The commission also said that army and police officers must “strictly and unconditionally observe, follow and implement” the provisions of Republic Act No. 7438 (the Rights of Persons, Arrested, Detained or Under Custodial Investigation).

The CHR said officers must grant access at all hours of day and night to families, relatives, counsels, medical personnel, and priests of the complainants without any restrictions.

On Feb. 6, a 300-strong army and police contingent arrested 43 persons in a house in Brgy. Maybangcal, Morong, Rizal.

The 43 arrested said they were health workers undergoing health training. The military and police tagged the 43 as New People’s Army (NPA) rebels and charged them with illegal possession of firearms and explosives.

The day before the arrest, police authorities obtained a search warrant issued by Judge Cesar Mangrobang of the Regional Trial Court in Imus, Cavite. The judge allowed the police to look for a certain Mario Condes at Brgy. Maybangcal, Morong, Rizal.

According to the complaint filed by the families, the search warrant did not specify the house or land where the warrant would be presented.

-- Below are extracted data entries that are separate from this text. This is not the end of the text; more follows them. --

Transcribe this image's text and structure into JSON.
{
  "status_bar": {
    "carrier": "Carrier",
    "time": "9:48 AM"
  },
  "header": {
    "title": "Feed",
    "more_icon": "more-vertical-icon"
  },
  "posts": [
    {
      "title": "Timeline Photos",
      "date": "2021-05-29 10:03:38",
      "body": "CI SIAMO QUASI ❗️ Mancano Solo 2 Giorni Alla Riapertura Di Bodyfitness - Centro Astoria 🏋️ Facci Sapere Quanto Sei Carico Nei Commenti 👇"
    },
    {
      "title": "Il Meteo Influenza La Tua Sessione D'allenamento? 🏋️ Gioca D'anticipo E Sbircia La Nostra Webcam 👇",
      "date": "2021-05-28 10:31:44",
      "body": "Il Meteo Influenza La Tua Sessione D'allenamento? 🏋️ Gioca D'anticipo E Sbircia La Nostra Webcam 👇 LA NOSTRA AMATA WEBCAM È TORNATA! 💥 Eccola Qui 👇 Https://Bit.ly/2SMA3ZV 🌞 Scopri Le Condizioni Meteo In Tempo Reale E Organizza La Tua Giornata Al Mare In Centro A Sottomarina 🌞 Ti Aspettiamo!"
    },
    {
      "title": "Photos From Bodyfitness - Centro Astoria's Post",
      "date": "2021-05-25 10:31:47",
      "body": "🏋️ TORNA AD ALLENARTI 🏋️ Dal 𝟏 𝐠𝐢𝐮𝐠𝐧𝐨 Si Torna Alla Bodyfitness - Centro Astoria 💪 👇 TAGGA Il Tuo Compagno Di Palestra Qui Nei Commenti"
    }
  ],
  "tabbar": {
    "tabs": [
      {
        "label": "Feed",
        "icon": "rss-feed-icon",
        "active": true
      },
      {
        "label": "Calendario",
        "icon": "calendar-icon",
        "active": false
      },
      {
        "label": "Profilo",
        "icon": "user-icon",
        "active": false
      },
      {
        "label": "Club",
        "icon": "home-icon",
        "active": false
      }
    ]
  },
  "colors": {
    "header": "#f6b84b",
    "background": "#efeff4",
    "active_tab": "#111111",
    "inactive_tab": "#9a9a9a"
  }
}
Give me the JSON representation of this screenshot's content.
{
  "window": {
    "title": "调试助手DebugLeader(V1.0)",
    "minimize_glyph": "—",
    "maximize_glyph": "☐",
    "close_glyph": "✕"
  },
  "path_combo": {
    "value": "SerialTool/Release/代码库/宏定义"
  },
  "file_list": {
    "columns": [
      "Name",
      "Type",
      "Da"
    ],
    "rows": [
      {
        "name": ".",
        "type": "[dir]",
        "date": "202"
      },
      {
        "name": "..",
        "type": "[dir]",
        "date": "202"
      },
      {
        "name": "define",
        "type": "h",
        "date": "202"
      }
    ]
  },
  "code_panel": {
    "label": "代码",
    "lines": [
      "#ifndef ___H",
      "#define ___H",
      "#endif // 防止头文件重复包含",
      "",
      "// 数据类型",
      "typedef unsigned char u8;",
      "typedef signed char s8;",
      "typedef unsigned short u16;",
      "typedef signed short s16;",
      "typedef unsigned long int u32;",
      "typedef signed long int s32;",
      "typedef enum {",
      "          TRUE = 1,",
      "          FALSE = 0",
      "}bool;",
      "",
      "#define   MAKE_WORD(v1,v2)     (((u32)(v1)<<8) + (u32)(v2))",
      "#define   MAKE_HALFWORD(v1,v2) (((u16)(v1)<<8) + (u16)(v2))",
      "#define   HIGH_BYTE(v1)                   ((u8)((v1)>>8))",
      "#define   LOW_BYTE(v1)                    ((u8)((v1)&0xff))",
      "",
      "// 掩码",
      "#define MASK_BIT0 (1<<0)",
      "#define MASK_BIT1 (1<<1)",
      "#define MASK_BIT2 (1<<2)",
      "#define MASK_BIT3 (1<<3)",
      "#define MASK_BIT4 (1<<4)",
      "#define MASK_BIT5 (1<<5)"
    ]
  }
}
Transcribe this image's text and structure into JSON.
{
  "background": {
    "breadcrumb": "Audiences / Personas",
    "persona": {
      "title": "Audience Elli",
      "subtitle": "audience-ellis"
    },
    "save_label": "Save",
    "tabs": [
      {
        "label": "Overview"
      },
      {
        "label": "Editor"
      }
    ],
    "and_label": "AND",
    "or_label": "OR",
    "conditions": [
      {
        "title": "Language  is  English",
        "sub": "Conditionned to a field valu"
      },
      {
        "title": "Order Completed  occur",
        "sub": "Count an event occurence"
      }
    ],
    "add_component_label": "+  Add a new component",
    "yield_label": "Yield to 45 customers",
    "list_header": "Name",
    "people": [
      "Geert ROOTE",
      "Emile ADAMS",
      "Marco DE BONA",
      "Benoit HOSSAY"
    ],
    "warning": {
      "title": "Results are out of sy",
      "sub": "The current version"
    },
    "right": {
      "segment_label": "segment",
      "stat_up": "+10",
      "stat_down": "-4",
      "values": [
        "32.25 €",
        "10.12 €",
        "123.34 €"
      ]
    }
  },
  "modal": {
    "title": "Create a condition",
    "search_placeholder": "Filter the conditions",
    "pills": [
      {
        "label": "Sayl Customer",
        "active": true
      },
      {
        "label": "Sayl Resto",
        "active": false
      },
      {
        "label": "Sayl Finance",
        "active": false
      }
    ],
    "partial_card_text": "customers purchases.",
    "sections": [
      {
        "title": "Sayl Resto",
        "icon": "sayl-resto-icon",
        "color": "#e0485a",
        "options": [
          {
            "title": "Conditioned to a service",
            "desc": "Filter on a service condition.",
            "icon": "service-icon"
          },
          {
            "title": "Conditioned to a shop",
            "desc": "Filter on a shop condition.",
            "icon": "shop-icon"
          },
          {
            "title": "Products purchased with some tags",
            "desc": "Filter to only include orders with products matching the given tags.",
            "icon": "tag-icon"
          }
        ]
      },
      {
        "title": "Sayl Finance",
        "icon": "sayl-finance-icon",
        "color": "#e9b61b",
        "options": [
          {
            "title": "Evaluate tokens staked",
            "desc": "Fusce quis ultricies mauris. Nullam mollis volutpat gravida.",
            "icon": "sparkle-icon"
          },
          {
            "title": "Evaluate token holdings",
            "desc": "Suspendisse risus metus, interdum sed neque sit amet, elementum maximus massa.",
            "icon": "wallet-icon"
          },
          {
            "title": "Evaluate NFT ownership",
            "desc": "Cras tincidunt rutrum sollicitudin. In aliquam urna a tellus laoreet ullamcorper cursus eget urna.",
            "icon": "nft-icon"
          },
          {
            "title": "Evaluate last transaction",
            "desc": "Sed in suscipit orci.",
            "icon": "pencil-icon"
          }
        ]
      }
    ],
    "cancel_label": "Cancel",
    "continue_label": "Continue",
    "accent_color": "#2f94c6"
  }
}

The CHR said Mangrobang should explain whether he was informed that the search warrant against “Condes was going to be used against the complainants as suspected members of the New People’s Army.”

Condes was not in the official list of attendees and was not among the medical workers who were detained.

The day after the arrest, Senson conducted the inquest on the 43 health workers while their legal counsels were barred from entering Camp Capinpin.

In his Feb. 8 resolution, Senson said he performed a head count and he just stated that the workers should be charged with illegal possession of firearms.

The human rights commissioners said in their order that State Prosecutor Senson is directed to explain his answer regarding the alleged deprivation of the right to counsel of the complainants and to provide a detailed description of the manner of his conduct of the inquest proceedings.

“As it goes without directing, the AFP and PNP officers in charge of the detention and custody of the complainants, and all low-ranking officers and enlisted men under their command, are enjoined from committing the prohibited acts of torture, both physical and mental,” the CHR said.